Clinical Practice Experience (CPE) task

For this CPE, we define a Patient Care Transition Coordinator as a nurse who helps patients move from the hospital to a rehabilitation facility and then to their homes. Your role involves assisting specific patients through different levels and types of care. To perform this role successfully, you need to identify the education, experience, and skills required. As a Patient Care Transition Coordinator, your goal is to prevent hospitalization and re-hospitalization of patients returning home after hospitalization and rehabilitation.

The task consists of three phases in the healthcare continuum for a patient. You will explore evidence-based practices for a selected patient with conditions or procedures identified by the CMS Hospital Re-admissions Reduction Program (HRRP). Patient scenarios for each condition or procedure follow the instructions.

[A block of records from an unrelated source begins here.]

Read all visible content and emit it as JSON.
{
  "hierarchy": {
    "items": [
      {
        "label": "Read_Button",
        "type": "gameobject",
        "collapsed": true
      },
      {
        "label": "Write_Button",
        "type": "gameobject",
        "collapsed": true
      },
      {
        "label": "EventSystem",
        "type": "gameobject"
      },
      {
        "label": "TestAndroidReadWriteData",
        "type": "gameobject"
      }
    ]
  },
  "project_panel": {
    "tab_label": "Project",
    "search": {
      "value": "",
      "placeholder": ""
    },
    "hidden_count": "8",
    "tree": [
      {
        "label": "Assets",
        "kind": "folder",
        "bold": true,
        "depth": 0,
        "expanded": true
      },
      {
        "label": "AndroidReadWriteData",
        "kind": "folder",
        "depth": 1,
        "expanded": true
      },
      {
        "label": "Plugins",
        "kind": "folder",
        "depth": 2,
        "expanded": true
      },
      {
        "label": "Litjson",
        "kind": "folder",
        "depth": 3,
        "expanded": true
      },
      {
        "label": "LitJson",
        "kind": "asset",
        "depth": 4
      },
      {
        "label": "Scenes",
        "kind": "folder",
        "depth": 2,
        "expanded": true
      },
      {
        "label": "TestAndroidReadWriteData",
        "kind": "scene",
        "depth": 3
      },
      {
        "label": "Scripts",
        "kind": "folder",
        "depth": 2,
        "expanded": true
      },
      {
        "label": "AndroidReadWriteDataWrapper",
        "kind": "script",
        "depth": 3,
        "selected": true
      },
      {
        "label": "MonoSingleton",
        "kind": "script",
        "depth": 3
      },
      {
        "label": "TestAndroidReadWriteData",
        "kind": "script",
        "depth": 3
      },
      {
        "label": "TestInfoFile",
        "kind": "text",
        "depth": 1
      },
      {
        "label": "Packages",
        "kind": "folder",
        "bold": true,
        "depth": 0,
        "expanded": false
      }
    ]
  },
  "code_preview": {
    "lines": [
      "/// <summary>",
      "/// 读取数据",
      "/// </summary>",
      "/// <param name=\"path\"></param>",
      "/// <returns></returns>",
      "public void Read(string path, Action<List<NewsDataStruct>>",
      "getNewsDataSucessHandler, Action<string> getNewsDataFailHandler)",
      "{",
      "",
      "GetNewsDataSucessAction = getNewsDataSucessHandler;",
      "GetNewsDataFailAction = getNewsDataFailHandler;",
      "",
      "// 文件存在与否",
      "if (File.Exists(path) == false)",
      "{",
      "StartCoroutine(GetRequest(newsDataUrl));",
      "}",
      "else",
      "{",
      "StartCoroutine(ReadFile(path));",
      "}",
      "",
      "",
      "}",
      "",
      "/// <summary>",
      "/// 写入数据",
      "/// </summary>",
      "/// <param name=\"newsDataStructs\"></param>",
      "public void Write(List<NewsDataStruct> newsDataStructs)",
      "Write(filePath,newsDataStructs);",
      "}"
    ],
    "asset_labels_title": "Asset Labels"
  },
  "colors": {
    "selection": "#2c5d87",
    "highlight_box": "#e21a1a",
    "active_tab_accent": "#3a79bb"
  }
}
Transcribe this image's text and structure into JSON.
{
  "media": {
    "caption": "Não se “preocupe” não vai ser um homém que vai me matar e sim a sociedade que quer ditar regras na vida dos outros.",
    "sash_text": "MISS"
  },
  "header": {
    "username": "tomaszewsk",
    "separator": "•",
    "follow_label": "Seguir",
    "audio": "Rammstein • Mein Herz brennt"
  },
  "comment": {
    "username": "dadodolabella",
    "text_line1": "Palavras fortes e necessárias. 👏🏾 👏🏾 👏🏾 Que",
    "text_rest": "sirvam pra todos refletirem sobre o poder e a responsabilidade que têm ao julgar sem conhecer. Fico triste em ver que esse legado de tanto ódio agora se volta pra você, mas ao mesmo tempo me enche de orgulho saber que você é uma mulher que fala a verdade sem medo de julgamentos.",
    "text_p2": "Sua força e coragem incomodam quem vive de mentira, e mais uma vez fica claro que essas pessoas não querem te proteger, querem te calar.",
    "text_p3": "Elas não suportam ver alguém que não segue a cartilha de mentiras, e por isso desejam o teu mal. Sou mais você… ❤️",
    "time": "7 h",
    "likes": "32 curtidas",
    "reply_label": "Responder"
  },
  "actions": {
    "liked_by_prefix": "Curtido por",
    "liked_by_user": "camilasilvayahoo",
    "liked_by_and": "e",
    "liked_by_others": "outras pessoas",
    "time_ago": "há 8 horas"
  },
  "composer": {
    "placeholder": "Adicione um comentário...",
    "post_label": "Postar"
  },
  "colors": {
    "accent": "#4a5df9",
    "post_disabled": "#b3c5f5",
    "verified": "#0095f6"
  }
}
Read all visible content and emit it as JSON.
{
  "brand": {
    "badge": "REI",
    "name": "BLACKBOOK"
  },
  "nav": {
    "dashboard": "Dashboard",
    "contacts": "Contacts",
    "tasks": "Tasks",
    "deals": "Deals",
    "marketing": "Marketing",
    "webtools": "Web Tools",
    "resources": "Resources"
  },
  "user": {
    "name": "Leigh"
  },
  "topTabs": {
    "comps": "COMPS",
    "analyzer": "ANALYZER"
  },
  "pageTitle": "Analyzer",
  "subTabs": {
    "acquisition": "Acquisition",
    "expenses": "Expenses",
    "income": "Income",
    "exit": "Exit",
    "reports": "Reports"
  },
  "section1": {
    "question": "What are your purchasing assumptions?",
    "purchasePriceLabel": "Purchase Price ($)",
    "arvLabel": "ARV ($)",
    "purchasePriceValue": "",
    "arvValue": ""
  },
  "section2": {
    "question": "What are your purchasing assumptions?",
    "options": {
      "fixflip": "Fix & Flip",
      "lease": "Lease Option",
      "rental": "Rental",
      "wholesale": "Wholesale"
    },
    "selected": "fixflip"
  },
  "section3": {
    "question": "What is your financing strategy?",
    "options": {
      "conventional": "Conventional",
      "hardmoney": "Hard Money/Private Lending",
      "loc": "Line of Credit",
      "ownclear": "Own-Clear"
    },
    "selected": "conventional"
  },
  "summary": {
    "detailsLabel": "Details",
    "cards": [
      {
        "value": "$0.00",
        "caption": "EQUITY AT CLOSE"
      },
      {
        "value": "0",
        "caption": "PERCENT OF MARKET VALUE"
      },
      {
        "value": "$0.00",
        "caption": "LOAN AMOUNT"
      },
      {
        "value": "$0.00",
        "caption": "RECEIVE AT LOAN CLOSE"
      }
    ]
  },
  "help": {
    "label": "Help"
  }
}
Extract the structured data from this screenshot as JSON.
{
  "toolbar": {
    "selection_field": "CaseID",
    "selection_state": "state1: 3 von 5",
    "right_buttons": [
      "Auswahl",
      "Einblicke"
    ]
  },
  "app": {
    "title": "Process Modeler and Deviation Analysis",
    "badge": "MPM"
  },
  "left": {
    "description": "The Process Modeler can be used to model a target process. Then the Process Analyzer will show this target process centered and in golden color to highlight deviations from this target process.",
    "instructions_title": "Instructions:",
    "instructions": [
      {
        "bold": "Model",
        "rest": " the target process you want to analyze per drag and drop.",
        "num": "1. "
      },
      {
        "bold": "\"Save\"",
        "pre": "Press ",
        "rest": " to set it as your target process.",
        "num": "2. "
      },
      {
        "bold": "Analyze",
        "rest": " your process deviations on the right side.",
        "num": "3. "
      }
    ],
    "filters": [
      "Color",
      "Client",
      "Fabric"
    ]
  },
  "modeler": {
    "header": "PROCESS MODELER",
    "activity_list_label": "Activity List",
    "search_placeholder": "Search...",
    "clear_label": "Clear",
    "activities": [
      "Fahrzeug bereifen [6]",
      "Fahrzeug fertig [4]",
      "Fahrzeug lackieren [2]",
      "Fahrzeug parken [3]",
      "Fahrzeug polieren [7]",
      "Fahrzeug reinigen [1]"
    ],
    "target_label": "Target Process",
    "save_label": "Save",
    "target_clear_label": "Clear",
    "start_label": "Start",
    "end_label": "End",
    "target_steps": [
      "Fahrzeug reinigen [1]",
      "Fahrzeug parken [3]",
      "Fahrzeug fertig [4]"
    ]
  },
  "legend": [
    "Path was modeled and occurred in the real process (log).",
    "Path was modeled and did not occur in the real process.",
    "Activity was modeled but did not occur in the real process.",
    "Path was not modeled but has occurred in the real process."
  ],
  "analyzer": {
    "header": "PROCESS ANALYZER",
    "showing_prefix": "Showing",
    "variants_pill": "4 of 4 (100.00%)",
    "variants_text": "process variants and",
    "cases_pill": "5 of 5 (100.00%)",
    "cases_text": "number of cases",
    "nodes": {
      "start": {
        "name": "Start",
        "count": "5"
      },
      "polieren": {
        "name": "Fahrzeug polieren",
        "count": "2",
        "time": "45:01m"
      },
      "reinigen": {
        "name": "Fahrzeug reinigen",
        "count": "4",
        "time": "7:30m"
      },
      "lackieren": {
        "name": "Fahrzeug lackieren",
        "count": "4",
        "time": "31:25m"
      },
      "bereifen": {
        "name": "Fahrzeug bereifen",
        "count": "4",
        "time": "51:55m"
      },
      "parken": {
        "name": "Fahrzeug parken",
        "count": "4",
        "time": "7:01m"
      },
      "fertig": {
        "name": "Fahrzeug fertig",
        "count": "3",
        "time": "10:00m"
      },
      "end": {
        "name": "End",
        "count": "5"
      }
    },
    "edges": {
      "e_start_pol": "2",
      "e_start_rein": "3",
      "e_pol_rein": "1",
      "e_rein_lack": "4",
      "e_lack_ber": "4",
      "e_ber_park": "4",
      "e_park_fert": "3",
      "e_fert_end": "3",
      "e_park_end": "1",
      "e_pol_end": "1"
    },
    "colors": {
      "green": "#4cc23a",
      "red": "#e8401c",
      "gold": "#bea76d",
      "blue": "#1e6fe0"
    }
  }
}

Transitions of care without readmission

You will focus on three phases:

1. Transition from hospital to home or sub-acute care facility
– Discuss the HRRP readmission reduction plan.
Research the CMS HRRP https://www.cms.gov/Medicare/Medicare-Fee-for-Service-Payment/AcuteInpatientPPS/Readmissions-Reduction-Program

2. Briefly discuss elements and criteria for the CMS HRRP conditions/procedures payment reduction plan for readmissions within 30 days of discharge.
– Provide an introduction to your patient and discuss pre-discharge initiatives to promote optimal recovery and prevent readmission within 30 days.

3. Develop/propose a Care Transition Plan for the patient with pneumonia.
– Incorporate individual, social determinants, community, system-level, and condition-specific considerations with a focus on preventing readmission within 30 days of discharge.

Reduction of all-cause, non-disease-specific readmissions

4. Research and discuss evidence-based practices for effectively transitioning patients from facility to home, with a specific focus on preventing all-cause hospital readmissions.
– Incorporate social determinants of health considerations impacting all-cause readmissions and how to prevent them.

5. Discuss evidence-based practices focused on preventing all-cause hospital readmissions.
– Incorporate individual, community, system, and social determinants of health considerations that impact all-cause readmission and how to prevent them.

Primary, secondary, and tertiary strategies to prevent hospitalization

6. Research and discuss approaches to impact/reduce hospitalization using primary, secondary, and tertiary prevention initiatives specific to your patient’s condition.
– Create an extension of the HRRP that focuses on preventing hospitalization through primary, secondary, and tertiary prevention methods.

Patient Chosen: Pneumonia

Lakshmi, a 73-year-old Indian female, is being discharged after a 4.5-day inpatient stay for community-acquired pneumonia (CAP). She started feeling ill ten days ago and sought care when her symptoms worsened. Lakshmi’s medical history includes osteopenia, a fractured femur from a motor vehicle accident in 1984, and migraine headaches. She has Medicare Advantage insurance.

Lakshmi’s lifestyle involves regular exercise, no smoking or alcohol, and a traditional Indian diet. She and her husband attend the local Hindu temple, and she participates in a neighborhood book club. She travels nationally and internationally 2-3 times per year.

Her medications include Vitamin D, calcium carbonate, levofloxacin, and Excedrin Migraine. She has no known allergies.